Summary
The SANS @ Night session Threat Intelligence: Neighborhood Watch for Your Networks & Why Baselining Matters, delivered by Matthew J. Harmon on July 20, 2016, explores how integrating crowdsourced Indicators of Compromise (IoCs) with rigorous network baselining practices equips defenders to spot, prioritize, and respond to threats before they escalate .
State of Cyber Security
First, Harmon frames the state of cybersecurity emphasizing that breaches are inevitable against motivated adversaries and introduces the fundamentals of threat intelligence. He walks through the CIAs 15 Axioms for Intelligence Analysts, defines IoC types (DNS hosts, IPs, URLs, file hashes), and outlines the CybOX, STIX, and TAXII standards for packaging and exchanging structured threat data. A real-world case study shows how to trace a Dyreza banking-trojan infection from anomalous traffic to phishing emails, package findings into a STIX header, and share via TAXII. Harmon then compares commercial and open-source intelligence feedsi ThreatConnect for expert-curated data and CriticalStack Intel for aggregated TSV-formatted IoCs demonstrating how organizations can leverage these resources for timely, actionable insight.
Baselining
Next, the presentation pivots to the critical role of baselining: defenders must know their normal network behavior to detect deviations.
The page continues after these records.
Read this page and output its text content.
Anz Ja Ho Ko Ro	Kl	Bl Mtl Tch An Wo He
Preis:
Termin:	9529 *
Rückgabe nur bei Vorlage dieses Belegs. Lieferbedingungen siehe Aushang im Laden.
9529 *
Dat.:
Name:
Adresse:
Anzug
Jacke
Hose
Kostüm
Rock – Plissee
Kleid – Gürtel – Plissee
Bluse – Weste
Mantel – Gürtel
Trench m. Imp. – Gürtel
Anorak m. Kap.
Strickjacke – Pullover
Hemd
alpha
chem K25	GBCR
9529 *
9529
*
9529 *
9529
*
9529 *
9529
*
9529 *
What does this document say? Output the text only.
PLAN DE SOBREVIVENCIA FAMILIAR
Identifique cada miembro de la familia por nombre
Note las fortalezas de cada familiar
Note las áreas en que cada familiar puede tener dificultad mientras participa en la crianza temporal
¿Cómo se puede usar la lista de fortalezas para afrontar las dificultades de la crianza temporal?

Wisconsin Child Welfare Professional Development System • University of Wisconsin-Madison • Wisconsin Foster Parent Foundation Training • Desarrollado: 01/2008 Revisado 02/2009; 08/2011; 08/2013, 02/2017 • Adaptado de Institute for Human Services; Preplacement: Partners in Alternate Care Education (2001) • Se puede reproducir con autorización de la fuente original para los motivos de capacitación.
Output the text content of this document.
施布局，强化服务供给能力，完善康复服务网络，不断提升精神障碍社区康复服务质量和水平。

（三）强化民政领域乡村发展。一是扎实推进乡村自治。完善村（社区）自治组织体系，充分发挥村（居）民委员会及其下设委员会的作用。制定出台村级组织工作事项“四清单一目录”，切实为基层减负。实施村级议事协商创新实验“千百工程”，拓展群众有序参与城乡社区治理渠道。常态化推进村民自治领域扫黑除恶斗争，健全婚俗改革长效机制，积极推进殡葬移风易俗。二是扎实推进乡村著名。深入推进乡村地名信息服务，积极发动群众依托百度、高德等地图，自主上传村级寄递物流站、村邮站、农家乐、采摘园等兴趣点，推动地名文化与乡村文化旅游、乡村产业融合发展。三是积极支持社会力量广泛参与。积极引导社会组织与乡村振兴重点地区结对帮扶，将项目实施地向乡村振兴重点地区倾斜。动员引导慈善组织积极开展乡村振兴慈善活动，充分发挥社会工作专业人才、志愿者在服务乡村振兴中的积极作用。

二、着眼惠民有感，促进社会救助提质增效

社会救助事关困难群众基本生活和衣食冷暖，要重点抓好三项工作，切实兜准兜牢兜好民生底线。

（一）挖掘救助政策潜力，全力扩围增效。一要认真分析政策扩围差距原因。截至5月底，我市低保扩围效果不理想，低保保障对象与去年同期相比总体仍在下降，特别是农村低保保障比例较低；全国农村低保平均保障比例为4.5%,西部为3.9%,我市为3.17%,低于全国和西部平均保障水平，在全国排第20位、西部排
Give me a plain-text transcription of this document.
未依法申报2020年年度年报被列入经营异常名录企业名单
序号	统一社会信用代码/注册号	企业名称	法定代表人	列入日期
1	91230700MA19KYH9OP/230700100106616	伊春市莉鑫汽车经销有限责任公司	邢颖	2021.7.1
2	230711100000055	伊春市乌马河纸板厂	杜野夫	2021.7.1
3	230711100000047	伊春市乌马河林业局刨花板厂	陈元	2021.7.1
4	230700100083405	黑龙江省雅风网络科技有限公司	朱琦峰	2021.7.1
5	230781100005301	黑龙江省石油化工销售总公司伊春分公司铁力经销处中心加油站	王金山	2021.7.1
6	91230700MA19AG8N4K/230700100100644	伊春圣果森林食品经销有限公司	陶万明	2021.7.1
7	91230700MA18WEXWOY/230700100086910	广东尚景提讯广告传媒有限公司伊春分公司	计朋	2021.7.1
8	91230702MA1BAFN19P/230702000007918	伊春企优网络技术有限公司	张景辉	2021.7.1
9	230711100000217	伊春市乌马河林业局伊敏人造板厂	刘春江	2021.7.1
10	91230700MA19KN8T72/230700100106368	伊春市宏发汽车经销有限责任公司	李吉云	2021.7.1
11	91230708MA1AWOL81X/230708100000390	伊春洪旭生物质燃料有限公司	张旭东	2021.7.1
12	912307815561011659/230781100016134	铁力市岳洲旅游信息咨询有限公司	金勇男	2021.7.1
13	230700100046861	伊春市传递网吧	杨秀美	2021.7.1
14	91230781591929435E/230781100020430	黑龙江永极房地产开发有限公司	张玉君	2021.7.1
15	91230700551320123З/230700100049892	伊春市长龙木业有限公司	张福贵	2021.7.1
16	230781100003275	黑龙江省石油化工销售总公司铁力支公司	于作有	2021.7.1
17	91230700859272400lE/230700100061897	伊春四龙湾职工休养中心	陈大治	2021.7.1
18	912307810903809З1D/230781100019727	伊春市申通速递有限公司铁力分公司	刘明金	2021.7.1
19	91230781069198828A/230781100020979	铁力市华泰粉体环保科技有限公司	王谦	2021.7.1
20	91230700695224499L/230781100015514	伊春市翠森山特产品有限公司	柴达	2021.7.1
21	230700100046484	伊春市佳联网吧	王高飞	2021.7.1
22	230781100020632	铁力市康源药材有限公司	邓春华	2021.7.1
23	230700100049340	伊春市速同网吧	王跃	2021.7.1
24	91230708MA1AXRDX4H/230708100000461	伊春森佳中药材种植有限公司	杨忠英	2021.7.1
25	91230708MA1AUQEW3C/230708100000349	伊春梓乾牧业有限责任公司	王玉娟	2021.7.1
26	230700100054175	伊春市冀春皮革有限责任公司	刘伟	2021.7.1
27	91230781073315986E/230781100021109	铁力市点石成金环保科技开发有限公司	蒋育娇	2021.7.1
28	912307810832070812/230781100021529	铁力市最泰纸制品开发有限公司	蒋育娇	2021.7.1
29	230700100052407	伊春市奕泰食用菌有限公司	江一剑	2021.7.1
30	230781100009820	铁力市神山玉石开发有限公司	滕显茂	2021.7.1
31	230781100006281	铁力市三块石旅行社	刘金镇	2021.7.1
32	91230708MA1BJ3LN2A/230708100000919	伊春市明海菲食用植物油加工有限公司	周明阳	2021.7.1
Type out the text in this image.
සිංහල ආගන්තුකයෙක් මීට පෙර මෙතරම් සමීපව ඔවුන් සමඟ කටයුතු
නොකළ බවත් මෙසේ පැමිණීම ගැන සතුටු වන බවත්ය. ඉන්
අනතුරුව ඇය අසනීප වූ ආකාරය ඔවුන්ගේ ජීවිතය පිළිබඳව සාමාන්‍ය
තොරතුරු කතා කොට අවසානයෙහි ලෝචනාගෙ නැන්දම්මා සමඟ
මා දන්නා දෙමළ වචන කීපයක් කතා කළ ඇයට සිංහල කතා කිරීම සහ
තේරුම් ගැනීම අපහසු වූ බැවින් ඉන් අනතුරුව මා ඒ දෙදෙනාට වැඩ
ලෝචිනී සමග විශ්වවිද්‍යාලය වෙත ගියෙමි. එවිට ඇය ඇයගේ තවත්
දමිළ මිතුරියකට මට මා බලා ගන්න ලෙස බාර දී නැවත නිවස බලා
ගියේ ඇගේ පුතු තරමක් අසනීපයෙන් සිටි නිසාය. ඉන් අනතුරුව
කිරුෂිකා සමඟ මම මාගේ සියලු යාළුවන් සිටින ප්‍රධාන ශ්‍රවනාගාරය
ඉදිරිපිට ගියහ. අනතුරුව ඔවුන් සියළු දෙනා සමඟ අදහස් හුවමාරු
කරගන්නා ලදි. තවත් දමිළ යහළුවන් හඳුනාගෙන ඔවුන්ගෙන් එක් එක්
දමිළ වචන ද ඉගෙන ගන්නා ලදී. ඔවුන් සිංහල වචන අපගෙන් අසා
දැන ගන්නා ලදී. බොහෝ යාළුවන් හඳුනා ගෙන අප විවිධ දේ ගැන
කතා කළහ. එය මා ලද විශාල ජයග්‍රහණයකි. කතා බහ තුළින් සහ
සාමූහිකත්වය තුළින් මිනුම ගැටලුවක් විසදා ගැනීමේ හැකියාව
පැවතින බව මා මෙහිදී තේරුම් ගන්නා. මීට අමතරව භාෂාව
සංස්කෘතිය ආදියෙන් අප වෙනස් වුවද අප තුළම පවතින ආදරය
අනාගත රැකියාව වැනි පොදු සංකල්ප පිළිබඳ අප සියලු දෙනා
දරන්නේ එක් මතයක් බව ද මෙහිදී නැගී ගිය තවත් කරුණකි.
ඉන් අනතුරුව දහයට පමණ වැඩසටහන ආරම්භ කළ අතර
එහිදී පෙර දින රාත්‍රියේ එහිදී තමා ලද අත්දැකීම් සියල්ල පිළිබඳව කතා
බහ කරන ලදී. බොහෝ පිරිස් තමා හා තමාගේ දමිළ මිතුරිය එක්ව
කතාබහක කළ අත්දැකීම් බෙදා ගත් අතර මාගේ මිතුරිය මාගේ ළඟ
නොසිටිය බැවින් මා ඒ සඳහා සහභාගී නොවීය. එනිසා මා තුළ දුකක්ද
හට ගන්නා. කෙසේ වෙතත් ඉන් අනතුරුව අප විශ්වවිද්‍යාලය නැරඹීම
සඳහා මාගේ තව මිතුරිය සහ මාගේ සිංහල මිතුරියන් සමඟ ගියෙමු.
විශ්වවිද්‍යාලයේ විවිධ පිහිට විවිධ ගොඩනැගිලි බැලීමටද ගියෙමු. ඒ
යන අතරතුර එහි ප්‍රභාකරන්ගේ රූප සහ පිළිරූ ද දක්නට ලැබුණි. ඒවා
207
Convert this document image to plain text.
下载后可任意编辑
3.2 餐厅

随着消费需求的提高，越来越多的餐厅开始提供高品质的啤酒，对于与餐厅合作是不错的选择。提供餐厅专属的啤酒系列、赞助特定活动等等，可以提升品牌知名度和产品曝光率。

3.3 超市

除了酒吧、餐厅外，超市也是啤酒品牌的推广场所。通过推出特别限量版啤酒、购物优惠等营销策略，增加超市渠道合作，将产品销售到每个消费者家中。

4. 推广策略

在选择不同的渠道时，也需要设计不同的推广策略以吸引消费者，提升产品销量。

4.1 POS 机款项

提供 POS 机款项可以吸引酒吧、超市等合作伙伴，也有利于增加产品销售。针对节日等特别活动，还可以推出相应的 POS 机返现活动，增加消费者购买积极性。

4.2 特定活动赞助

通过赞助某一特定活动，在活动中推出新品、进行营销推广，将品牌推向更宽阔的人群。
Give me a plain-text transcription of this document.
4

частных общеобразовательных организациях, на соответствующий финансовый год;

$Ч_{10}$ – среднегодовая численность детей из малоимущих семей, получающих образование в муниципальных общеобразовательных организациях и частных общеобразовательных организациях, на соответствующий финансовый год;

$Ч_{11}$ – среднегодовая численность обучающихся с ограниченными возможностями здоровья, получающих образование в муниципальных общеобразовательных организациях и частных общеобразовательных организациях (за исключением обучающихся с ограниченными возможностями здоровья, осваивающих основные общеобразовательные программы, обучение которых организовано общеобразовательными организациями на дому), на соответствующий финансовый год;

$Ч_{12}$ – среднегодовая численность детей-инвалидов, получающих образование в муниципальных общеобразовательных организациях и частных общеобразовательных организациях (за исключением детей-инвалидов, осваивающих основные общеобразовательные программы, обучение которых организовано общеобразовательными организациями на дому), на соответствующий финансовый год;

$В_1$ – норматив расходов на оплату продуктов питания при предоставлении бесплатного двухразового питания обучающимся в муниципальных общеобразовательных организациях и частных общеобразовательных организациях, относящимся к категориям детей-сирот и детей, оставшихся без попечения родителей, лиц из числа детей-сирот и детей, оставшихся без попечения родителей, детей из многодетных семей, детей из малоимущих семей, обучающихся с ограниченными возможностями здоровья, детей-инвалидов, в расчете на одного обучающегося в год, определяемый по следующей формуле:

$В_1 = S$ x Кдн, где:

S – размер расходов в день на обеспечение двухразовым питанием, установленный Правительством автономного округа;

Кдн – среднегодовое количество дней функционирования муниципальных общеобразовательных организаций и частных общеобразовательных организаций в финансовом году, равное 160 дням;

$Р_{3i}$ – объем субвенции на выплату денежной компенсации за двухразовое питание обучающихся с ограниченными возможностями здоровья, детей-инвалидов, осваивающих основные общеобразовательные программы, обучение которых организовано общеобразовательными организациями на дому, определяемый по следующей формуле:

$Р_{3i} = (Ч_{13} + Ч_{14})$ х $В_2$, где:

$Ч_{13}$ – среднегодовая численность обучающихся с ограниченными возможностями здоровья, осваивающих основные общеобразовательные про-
Harmon introduces key open-source tools Bro (for traffic analysis), PRADS (for asset discovery), SGUIL (for alert management), and LOKI (for IOC scanning)and shows how they integrate within the Security Onion distribution. He provides a do-it-yourself lab outline: install Security Onion, subscribe to CriticalStack feeds, configure Bro and YARA rules, and deploy a network tap for continuous monitoring. By combining structured threat intelligence with continuous baselining, organizations can proactively identify both emerging campaigns and internal anomalies, dramatically improving detection and response capabilities.